The drawback of the Armijo line search is how to choose the initial step size s. If s is too large then the procedure needs to call much more function evaluations. If s is too small then the efficiency of related algorithm will be decreased. Thereby, we should choose an adequate initial step size s at each iteration so as to find the step size α_k easily.

In this paper we propose a new Armijo-type line search in which an appropriate initial step size s is defined and varies at each iteration.

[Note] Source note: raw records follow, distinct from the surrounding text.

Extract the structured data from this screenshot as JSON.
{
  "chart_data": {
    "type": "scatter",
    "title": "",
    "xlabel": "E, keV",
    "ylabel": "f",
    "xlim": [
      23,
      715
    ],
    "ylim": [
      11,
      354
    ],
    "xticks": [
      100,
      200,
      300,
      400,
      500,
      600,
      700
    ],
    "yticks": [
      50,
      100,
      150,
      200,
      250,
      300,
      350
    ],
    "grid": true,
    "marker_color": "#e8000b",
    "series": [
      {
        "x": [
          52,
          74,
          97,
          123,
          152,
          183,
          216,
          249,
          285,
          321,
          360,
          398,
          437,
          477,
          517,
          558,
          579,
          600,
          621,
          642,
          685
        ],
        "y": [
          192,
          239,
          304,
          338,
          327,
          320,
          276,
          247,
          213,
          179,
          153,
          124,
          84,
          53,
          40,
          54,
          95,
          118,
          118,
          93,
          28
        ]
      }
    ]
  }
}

The new Armijo-type line search enables us to find the step size α_k easily at each iteration and guarantees the global convergence of the original LS conjugate gradient method under some mild conditions. The global convergence and linear convergence rate are analyzed and numerical results show that LS method with the new Armijo-type line search is more effective than other similar methods in solving large scale minimization problems.

The rest of this paper is organized as follows. In the next section we introduce a new Armijo-type line search and establish a convergent version of LS method. In Sections 3 Global convergence, 4 Linear convergence rate the global convergence and linear convergence rate are analyzed respectively. Some numerical results are reported in Section 5.